Wall Street Journal'in şu veya bu hesapla predatör kumpası kurması hiç önemli değil.
Neoconlar, Yahudi lobisi, Obama'nın geleceği şu bu, hiç önemli değil.
Amerika'nın, Uludere benzeri bir işi Pakistan, Afganistan ya da Irak'ta yapmış olması hiç önemli değil.
Ortada bizim yaşadığımız bir facia var.
Uludere o.
34 can bizim uçaklarımızın bombardımanında paramparça olarak can vermiş.
Adı doğru veya yanlış, "katliam" konmuş. "Katliam" tanımlaması gelmiş, sizin yıllardır oluşturmaya çalıştığınız bütün iyi çabaların üstünden buldozer gibi geçmiş.
Annelerin yüreğine ateş düşmüş çünkü.
Bölge insanının yüreği darmadağın hale gelmiş çünkü.
Devletin kafası allak bullak olmuş. Terör devam ediyor ama Uludere, terörle mücadelede bir kırılma meydana getirmiş.
Devlet hatayı kabul etmiş, ailelere tazminat ödemiş.
Ama yara kapanmıyor.
Nasıl oldu bu iş? Hata kimde?
Aradan 5 ay geçmiş.
Sanki top, elden ele dolaşıyor ve zaman içinde unutulması bekleniyor gibi bir izlenime yol açıyor.
Belli ki bu böyle gitmez.
Ben hissimi söyleyeyim:
Sanki Cumhurbaşkanı, Başbakan ve Genelkurmay Başkanı, daha çok şey biliyorlar.
Muhtemelen süreçte nerede yanlış yapıldığını da biliyorlar.
Ama adını koymakta tereddüt ediyor ve asıl kararın yargı tarafından verilmesini istiyorlar.
Belki de, biraz zaman geçmesini ve yaraların kapanmasını bekliyorlar.
Umdukları gibi yaralar kısmen kapanırsa, Uludereliler'le, tazminat vs. gibi çabalarla, duygular tamir edilirse, her şeyin daha kolay izah edilebileceğini düşünüyorlar.
Ama iş bu tasarımdan daha vahim seyrediyor.
Kumpas, dışarıdan içeriye lif lif örülen bir ağ gibi...
Yani, Uludere kanıyor.
Uludere kanarken, o sancılı sorunun çözülmesi neredeyse imkânsız.

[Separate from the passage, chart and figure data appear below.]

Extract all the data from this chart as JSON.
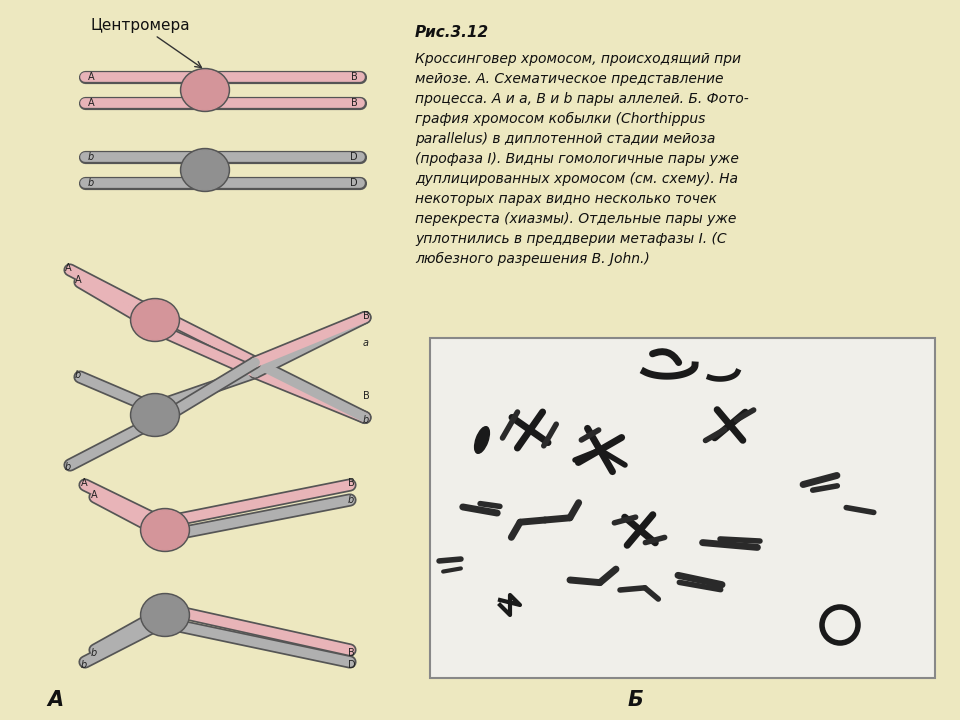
{
  "bg_color": "#ede8c0",
  "title": "Рис.3.12",
  "caption_lines": [
    "Кроссинговер хромосом, происходящий при",
    "мейозе. А. Схематическое представление",
    "процесса. А и а, В и b пары аллелей. Б. Фото-",
    "графия хромосом кобылки (Chorthippus",
    "parallelus) в диплотенной стадии мейоза",
    "(профаза I). Видны гомологичные пары уже",
    "дуплицированных хромосом (см. схему). На",
    "некоторых парах видно несколько точек",
    "перекреста (хиазмы). Отдельные пары уже",
    "уплотнились в преддверии метафазы I. (С",
    "любезного разрешения В. John.)"
  ],
  "centromere_label": "Центромера",
  "label_A": "А",
  "label_B": "Б",
  "pink_color": "#e8b4b8",
  "gray_color": "#b0b0b0",
  "centromere_pink": "#d4959a",
  "centromere_gray": "#909090",
  "outline_color": "#666666",
  "photo_bg": "#f0efea"
}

PKK kullanır onu, KCK kullanır, BDP kullanır.
"Kürtler vuruldu" diye yazılır, söylenir, "Bir özür bile dilenmedi" diye yazılır söylenir.
Ne Tayyip Erdoğan'ın karizması kapatır bu yarayı ne de yapılan bunca hizmet.
En vahimi üstünü kapatma algısı
Kolay değil, evlat acısını yürekte soğutmak.
"Üstünü kapatma" gibi bir görüntü daha da vahimleştirir üstelik ortamı.
Onun için, hükümet, olayı samimiyetle araştırmalı, sonuca ulaşmalı ve halkla paylaşmalı. Kim yanlış yapmışsa, hesabı sorulmalı ve resmen özür dilenmeli.
Cumhurbaşkanı ve Başbakan tarafından...
Bölgede tedavül eden ve insanların kafasını kurcalayan en kötü senaryoyu söyleyeyim:
Diyelim bilgiler geldi Uludere'den, Genelkurmay'da şu şu makamlarda değerlendirmesi yapıldı, operasyona karar verildi, bunu bir öneri olarak Genelkurmay Başkanı Başbakan'a iletti, o da sözlü onay verdi.
Yani hem Genelkurmay Başkanı'nın onayı var operasyonda hem sözlü olarak Başbakan'ın...
Böyle bir şey ise bile, Başbakan açıkça çıkıp söylemeli yaşananı.
Asla üstünü örtme çabası içindeymiş gibi görünmemeli. Çünkü öyle bir görüntü hem alttan alta oluşan kanaatleri değiştirmiyor hem de samimiyet ve güven sorgulamasına yol açıyor.
Taa en başta söyledim: Cumhurbaşkanı ve Başbakan gitmeli Uludere'ye... Annelerin babaların yüreği üzerine ellerini koymalı, bağırlarına basmalı, gözyaşı dökmeli onlarla birlikte.
Terör olmasaydı bunca acıların yaşanmayacağını söylemeli.
Biliyorum, yürekler yine sönmez ama bir parça teselli bulur en azından.
Ben, Tayyip Erdoğan'ın samimi izahının ve devlet adına özür beyanının bölge insanının yüreğini rahatlatacağını düşünüyorum. Bölge insanı o samimiyeti bekler Tayyip Bey'den...
Son sözüm şu: Uludere'yi annelerin yüreği kadar önemsemezseniz bu ateş sönmez.